Fouraker agreed to the open meeting after receiving a letter signed by over 100 business school students, asking him to hold a meeting to discuss the survey rating.
Worried
The students were concerned about the possible effect of the survey on employers, as well as about the actual quality of the business school teaching, according to Robert M. Haft, a first year student who signed the letter.
The Masters-of-Business-Administration survey, which ranked Harvard after the Stanford, Chicago and MIT business schools, based its ratings on academic evaluations elicited from business school deans. Harvard was ranked second in the same survey last year.

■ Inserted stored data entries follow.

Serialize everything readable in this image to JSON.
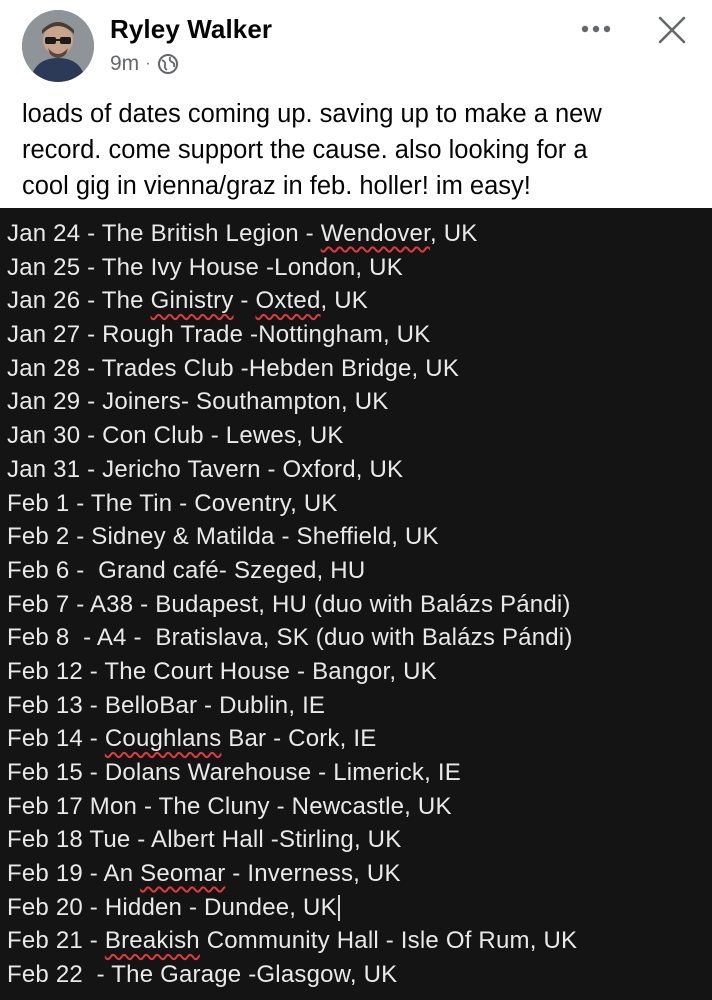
{
  "header": {
    "author_name": "Ryley Walker",
    "timestamp": "9m",
    "separator": "·",
    "privacy_icon": "globe-icon",
    "more_icon": "more-dots-icon",
    "close_icon": "close-x-icon"
  },
  "post": {
    "text_lines": [
      "loads of dates coming up. saving up to make a new",
      "record. come support the cause. also looking for a",
      "cool gig in vienna/graz in feb. holler! im easy!"
    ]
  },
  "tour_image": {
    "lines": [
      [
        {
          "t": "Jan 24 - The British Legion - "
        },
        {
          "t": "Wendover",
          "sq": true
        },
        {
          "t": ", UK"
        }
      ],
      [
        {
          "t": "Jan 25 - The Ivy House -London, UK"
        }
      ],
      [
        {
          "t": "Jan 26 - The "
        },
        {
          "t": "Ginistry",
          "sq": true
        },
        {
          "t": " - "
        },
        {
          "t": "Oxted",
          "sq": true
        },
        {
          "t": ", UK"
        }
      ],
      [
        {
          "t": "Jan 27 - Rough Trade -Nottingham, UK"
        }
      ],
      [
        {
          "t": "Jan 28 - Trades Club -Hebden Bridge, UK"
        }
      ],
      [
        {
          "t": "Jan 29 - Joiners- Southampton, UK"
        }
      ],
      [
        {
          "t": "Jan 30 - Con Club - Lewes, UK"
        }
      ],
      [
        {
          "t": "Jan 31 - Jericho Tavern - Oxford, UK"
        }
      ],
      [
        {
          "t": "Feb 1 - The Tin - Coventry, UK"
        }
      ],
      [
        {
          "t": "Feb 2 - Sidney & Matilda - Sheffield, UK"
        }
      ],
      [
        {
          "t": "Feb 6 -  Grand café- Szeged, HU"
        }
      ],
      [
        {
          "t": "Feb 7 - A38 - Budapest, HU (duo with Balázs Pándi)"
        }
      ],
      [
        {
          "t": "Feb 8  - A4 -  Bratislava, SK (duo with Balázs Pándi)"
        }
      ],
      [
        {
          "t": "Feb 12 - The Court House - Bangor, UK"
        }
      ],
      [
        {
          "t": "Feb 13 - BelloBar - Dublin, IE"
        }
      ],
      [
        {
          "t": "Feb 14 - "
        },
        {
          "t": "Coughlans",
          "sq": true
        },
        {
          "t": " Bar - Cork, IE"
        }
      ],
      [
        {
          "t": "Feb 15 - Dolans Warehouse - Limerick, IE"
        }
      ],
      [
        {
          "t": "Feb 17 Mon - The Cluny - Newcastle, UK"
        }
      ],
      [
        {
          "t": "Feb 18 Tue - Albert Hall -Stirling, UK"
        }
      ],
      [
        {
          "t": "Feb 19 - An "
        },
        {
          "t": "Seomar",
          "sq": true
        },
        {
          "t": " - Inverness, UK"
        }
      ],
      [
        {
          "t": "Feb 20 - Hidden - Dundee, UK"
        },
        {
          "caret": true
        }
      ],
      [
        {
          "t": "Feb 21 - "
        },
        {
          "t": "Breakish",
          "sq": true
        },
        {
          "t": " Community Hall - Isle Of Rum, UK"
        }
      ],
      [
        {
          "t": "Feb 22  - The Garage -Glasgow, UK"
        }
      ]
    ]
  },
  "colors": {
    "spellcheck_underline": "#e03b3b",
    "image_background": "#141414",
    "image_text": "#e9e9e9",
    "meta_text": "#65676b"
  }
}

Fouraker attributed the lower rating to the orientation towards research at other business schools, as opposed to Harvard's emphasis on "producing practitioners, not scholars."
"The measure of our success is the lead out graduates have in getting responsible jobs as general managers," Fouraker said. "Some schools have yet to have graduates in executive positions," he added.
Fouraker drew a graph on the meeting room blackboard to show the increasing pay advantages Harvard graduates enjoy compared to graduates from other business schools.
Fears dispelled
"Fouraker's argument dispelled a lot of my fears," Haft said after the meeting. He added that he did not forsee any further student protest about the survey.
In another survey published in the same magazine issue, academic deans rated both Stanford and Harvard first in terms of the "employment value" of their graduates. Harvard students also rate first in employment value by graduates of business administration programs, another survey in the magazine showed.